In tutto, in sei mesi di indagini del nucleo investigativo diretto dal capitano Alberto Azara, su 120 posizioni accertate, è stata scoperta la truffa dei 56 stranieri, 40 egiziani, 4 marocchini, 3 indiani e 9 del Bangladesh, che hanno percepito regolarmente l’indennità di disoccupazione senza averne titolo: dopo il periodo di lavoro in Italia, in particolare come lavapiatti e camerieri, gli stranieri si recavano all’estero, tutti con regolare permesso soggiorno e quindi con permanenza superiore ai 10’anni sul territorio.

Nel corso degli accertamenti è risultato che quattro di loro percepivano nello specifico la NASPI (nuovo assegno sociale per l’impiego), una tipologia di indennità che si prende solo se si resta nel territorio italiano. La truffa ai danni dell’Inps sarebbe stata perpetrata nell’arco degli anni 2014, 2015 e 2016, con erogazione di benefit per gli stranieri che andavano dai 300 ai 600 euro.

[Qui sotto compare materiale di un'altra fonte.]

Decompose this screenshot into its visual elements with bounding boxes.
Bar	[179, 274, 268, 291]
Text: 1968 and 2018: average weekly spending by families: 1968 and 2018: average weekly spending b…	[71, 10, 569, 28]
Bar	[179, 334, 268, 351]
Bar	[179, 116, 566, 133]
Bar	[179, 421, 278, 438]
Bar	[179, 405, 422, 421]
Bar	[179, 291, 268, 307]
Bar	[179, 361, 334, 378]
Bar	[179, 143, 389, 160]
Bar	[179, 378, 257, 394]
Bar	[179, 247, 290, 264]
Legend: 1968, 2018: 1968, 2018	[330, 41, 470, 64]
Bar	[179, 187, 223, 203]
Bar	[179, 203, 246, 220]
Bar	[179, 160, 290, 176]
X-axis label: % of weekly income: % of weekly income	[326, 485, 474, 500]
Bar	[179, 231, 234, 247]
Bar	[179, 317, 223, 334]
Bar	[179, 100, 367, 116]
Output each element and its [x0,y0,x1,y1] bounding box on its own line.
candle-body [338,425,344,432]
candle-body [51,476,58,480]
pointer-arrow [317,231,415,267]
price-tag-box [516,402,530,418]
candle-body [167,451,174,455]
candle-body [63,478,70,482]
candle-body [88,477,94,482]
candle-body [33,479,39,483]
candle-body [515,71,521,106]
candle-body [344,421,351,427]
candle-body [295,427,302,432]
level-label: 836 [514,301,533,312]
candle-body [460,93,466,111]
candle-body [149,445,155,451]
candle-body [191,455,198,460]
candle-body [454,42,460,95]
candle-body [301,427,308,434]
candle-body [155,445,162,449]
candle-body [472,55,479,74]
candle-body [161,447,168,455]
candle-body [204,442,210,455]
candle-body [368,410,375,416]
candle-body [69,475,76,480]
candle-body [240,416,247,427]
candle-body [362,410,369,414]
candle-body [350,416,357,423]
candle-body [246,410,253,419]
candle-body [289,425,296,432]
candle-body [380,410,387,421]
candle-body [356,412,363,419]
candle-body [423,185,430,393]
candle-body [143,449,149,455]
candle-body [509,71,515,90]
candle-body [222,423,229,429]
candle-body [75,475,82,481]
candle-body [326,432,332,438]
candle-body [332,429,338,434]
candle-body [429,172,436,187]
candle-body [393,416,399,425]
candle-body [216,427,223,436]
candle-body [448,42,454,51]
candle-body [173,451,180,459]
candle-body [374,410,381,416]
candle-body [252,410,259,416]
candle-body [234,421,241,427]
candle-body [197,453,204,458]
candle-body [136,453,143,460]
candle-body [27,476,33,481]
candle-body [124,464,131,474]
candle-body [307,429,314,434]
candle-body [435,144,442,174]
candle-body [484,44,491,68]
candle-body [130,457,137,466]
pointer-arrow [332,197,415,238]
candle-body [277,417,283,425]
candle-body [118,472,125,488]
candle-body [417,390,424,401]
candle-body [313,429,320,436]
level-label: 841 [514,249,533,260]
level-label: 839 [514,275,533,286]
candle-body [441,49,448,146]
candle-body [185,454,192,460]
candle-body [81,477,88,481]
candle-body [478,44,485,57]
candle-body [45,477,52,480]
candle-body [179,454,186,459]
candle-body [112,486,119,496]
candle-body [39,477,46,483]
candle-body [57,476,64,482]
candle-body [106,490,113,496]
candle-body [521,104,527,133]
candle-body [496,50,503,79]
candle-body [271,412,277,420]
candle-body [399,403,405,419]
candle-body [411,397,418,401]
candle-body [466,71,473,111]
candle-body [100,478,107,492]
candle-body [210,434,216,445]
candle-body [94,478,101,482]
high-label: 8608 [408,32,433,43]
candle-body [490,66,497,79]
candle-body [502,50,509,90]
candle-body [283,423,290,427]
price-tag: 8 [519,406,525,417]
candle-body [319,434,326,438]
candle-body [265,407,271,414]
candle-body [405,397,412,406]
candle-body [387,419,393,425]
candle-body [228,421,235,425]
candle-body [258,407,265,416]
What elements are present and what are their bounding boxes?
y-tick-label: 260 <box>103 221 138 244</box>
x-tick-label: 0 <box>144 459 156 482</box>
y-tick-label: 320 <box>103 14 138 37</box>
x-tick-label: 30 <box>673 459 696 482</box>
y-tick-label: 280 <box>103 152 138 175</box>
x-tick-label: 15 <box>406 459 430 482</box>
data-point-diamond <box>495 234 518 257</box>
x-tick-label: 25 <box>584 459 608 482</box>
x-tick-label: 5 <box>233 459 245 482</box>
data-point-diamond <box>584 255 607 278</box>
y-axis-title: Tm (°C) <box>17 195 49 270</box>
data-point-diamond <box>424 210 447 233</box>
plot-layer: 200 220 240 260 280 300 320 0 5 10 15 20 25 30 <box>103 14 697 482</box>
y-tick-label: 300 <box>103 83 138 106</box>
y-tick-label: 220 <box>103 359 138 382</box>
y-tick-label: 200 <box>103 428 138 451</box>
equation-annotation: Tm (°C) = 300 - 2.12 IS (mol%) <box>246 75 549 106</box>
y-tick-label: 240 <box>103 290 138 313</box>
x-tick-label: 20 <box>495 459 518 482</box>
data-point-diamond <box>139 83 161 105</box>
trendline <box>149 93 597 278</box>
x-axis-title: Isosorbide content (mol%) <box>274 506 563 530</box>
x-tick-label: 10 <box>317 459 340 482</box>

I riscontri probatori a carico degli stranieri denunciati sono stati acquisiti anche grazie alla documentazione recuperata e analizzata nelle ambasciate. Le somme già recuperate, con il blocco dell’erogazione da parte dell’Inps a seguito dell’indagine e delle contravvenzioni fatte dai militari, ammonta a 125 mila euro, altri 500 mila euro sono da recuperare.